I talk to Him, pacing back and forth, laying out my heart. Sometimes I cry, other times I break out laughing. I ask Him to protect my family while I'm away, to be with my friends, to be working in these children's lives, and to protect His camp.

I stop the conversation for now and gather my things. I'll have to hurry if I want to make it to lunch on time. But this time is important.
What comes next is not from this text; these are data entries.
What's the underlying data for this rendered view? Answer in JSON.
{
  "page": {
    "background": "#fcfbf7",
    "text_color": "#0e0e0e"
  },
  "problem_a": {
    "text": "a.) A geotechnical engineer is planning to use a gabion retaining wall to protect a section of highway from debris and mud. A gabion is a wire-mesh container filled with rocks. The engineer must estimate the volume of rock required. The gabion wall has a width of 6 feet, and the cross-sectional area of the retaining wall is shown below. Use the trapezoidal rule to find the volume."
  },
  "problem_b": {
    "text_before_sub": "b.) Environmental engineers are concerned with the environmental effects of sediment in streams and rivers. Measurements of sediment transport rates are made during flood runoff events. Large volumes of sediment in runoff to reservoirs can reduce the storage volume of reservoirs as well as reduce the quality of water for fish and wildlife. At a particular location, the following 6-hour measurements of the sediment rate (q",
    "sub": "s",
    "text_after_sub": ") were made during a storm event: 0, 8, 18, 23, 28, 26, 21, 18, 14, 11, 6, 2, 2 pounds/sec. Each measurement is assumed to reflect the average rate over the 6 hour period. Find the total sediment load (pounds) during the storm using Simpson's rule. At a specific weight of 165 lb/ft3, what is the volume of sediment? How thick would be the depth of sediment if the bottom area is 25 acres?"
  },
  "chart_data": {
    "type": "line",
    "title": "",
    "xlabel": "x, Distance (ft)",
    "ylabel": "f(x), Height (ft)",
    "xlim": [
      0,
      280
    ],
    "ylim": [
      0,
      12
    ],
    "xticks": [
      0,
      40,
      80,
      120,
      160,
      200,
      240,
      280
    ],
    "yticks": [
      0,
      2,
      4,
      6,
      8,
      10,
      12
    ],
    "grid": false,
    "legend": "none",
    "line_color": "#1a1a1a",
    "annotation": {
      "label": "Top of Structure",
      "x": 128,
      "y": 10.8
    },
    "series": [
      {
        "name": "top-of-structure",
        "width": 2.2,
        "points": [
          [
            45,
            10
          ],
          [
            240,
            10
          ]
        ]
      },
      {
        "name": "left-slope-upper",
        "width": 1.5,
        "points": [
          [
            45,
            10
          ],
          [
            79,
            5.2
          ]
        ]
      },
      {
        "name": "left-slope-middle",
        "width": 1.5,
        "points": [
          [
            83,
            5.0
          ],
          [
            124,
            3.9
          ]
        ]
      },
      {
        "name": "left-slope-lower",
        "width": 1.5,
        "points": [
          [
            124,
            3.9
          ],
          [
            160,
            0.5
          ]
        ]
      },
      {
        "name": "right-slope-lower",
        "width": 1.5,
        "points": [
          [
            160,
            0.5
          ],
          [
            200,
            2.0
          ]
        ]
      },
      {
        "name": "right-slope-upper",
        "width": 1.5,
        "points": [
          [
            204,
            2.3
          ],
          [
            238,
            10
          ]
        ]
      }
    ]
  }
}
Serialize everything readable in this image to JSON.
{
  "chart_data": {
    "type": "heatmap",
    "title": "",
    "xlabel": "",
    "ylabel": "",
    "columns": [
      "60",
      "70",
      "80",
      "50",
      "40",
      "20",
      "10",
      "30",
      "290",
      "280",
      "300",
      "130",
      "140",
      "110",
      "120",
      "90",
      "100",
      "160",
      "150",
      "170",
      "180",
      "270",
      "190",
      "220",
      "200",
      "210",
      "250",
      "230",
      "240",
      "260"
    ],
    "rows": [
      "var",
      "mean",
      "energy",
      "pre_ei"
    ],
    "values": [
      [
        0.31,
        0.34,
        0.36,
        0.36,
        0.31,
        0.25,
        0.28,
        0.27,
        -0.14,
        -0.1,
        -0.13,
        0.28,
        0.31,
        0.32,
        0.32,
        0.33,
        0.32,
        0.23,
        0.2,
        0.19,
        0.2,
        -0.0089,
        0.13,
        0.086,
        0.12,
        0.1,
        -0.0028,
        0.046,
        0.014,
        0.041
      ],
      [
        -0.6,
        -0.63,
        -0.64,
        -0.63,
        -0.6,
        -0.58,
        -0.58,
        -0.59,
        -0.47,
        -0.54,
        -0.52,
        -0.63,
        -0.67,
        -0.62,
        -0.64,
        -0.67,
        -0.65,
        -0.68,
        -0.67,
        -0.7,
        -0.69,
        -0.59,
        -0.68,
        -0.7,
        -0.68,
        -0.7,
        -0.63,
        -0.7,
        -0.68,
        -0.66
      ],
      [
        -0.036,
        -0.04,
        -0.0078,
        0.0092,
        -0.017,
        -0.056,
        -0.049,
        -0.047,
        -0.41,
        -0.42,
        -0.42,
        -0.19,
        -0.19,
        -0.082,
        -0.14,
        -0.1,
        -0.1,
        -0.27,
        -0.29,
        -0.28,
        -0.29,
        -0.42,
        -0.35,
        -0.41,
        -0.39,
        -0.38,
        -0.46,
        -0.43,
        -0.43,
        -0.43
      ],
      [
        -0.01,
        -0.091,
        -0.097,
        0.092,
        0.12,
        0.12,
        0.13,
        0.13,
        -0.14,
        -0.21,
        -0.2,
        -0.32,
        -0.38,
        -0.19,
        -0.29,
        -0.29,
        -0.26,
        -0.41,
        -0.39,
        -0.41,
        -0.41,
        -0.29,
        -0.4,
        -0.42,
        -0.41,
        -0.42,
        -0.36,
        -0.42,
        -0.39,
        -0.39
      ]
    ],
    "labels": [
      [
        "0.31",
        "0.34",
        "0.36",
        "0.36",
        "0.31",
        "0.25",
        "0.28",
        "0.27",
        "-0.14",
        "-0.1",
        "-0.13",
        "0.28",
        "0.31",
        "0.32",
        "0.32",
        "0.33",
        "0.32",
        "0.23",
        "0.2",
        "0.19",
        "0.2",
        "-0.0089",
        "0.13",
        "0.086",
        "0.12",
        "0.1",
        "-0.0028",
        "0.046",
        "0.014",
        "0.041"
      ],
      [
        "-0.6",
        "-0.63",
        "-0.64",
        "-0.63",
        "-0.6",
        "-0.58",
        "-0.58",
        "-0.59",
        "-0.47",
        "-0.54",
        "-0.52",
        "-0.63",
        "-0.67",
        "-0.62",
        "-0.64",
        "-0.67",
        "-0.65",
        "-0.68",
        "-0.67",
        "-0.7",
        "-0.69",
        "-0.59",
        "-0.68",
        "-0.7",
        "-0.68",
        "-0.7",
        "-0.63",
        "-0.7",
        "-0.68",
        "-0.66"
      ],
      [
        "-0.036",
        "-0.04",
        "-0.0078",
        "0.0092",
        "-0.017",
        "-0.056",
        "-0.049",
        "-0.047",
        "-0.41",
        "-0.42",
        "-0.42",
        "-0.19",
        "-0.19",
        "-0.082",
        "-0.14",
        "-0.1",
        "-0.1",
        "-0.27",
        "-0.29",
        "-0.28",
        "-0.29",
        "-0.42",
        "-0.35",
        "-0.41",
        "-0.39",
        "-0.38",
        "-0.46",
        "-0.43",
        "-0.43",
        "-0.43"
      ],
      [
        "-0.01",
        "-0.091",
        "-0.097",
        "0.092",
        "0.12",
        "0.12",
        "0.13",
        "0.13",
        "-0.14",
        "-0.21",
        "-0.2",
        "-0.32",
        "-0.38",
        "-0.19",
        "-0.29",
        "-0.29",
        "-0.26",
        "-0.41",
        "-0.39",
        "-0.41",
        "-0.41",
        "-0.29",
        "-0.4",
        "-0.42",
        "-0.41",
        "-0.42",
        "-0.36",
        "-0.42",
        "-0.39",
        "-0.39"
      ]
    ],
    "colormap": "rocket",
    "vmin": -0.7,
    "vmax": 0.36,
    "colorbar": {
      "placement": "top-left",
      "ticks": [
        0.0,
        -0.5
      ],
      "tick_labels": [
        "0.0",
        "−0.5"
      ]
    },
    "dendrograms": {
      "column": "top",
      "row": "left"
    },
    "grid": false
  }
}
Just Him and me.

* * *

**February 21 – Impossible**

How?

How is it that despite everything that I've done

That you can still love me?

I've cursed your name

Lied and killed in my heart

Soiled my mind and soul with unclean images

I am nothing more than a tainted whore

A girl selling herself to the pleasures of the world

Praying for acceptance and a fullness

How can you still love me?

How can you take my hand and lift me from this filth?

A disgusting mire reeking of refuse

Take your own clothes to clean me off

Look at me with loving, but burdened eyes

I turned on you, ignored you

My own words and actions led to your death

Yet you treasure me like a gem, a princess, a bride

How can you love me despite all of this?


	10. Live and Learn

Hey ya'll, it's been a LONG time. So, this collection...yeah, funny story. My hard drive got wiped and I lost everything, including all the work I had done with this collection. So, no more updates, at least for this year. I'll be working on clearing my plate a bit, working on Replay again, but until next year, I'm putting this one on the back burner. Maybe views in the meantime.